In 1915, this man, Charles Willes, was convicted of breaking
the Oleomargarine Act. He was sent to the Federal Penitentiary at Leavenworth
for being guilty of “crimes against butter.” As the National Archives explains, the problem was margarine:
How did trafficking in this popular butter substitute become a Federal offense? Well, almost immediately after New York’s U.S. Dairy Company began production of “artificial butter” in 1871, regulation began. Dairy interests pushed Congress to pass the 1886 act, which imposed a two-cent tax (per pound) on margarine and also required manufacturers, wholesalers, and retailers of margarine to obtain margarine licenses.

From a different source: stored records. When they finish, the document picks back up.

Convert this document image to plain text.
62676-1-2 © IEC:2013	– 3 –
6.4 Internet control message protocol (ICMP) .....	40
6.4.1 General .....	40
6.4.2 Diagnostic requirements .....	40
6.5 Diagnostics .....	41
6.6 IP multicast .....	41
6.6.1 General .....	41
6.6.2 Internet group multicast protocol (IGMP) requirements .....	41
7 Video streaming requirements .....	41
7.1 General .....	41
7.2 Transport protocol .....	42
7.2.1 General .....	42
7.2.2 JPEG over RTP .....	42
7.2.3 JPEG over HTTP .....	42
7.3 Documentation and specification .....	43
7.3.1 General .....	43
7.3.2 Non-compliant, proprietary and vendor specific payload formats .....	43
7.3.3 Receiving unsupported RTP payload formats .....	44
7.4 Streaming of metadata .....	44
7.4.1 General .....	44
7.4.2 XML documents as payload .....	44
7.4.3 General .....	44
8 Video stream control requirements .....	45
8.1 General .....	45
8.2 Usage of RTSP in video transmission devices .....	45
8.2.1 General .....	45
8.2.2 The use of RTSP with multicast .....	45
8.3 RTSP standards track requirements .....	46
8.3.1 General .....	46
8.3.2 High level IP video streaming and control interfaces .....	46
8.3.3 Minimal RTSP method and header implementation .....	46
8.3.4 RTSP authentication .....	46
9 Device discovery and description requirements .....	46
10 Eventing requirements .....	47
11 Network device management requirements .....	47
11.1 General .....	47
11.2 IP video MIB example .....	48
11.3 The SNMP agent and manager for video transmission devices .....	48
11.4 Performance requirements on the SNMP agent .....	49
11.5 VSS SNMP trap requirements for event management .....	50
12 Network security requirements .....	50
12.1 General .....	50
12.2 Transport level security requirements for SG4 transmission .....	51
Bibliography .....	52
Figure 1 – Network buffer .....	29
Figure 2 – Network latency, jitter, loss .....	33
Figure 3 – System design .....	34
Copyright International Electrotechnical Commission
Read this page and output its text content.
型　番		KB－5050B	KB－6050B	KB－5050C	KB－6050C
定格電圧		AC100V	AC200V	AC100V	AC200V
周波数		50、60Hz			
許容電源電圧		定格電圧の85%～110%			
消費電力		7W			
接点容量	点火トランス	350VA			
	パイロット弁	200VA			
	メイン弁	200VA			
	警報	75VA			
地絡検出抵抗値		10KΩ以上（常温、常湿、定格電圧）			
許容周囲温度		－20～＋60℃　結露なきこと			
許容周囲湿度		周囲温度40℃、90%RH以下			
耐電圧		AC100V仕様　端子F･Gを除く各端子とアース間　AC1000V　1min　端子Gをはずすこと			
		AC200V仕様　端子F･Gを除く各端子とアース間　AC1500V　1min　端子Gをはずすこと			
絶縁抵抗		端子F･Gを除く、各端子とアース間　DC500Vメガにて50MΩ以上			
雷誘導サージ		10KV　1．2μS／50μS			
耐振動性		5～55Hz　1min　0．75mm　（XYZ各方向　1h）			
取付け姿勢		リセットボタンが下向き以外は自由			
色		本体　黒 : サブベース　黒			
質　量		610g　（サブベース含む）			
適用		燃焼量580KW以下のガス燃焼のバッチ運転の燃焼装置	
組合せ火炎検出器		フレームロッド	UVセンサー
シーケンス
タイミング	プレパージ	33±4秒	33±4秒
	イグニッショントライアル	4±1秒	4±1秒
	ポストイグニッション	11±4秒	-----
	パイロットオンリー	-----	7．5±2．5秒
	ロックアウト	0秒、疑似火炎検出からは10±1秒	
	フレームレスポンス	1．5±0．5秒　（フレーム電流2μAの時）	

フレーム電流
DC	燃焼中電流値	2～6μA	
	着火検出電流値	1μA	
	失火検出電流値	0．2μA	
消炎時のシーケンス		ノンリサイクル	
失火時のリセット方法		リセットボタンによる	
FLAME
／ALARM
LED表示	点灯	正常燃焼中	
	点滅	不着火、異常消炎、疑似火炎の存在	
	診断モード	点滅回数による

By 1902, 32 states had bans on coloring margarine yellow to make it look more like butter. That same year, Congress increased the tax to 10 cents a pound for colored margarine but imposed a lesser tax of a quarter of one cent per pound on the uncolored stuff … Some tried to pass the margarine off as butter; others tried to evade the tax by reusing tax stamps again and again.
Consumers colored their own margarine with yellow food coloring into the 1940s. The federal margarine tax system came to an end in 1951. In 1967, dairy state Wisconsin was the last state to repeal the restrictions on the sale, coloration, and/or manufacture of margarine.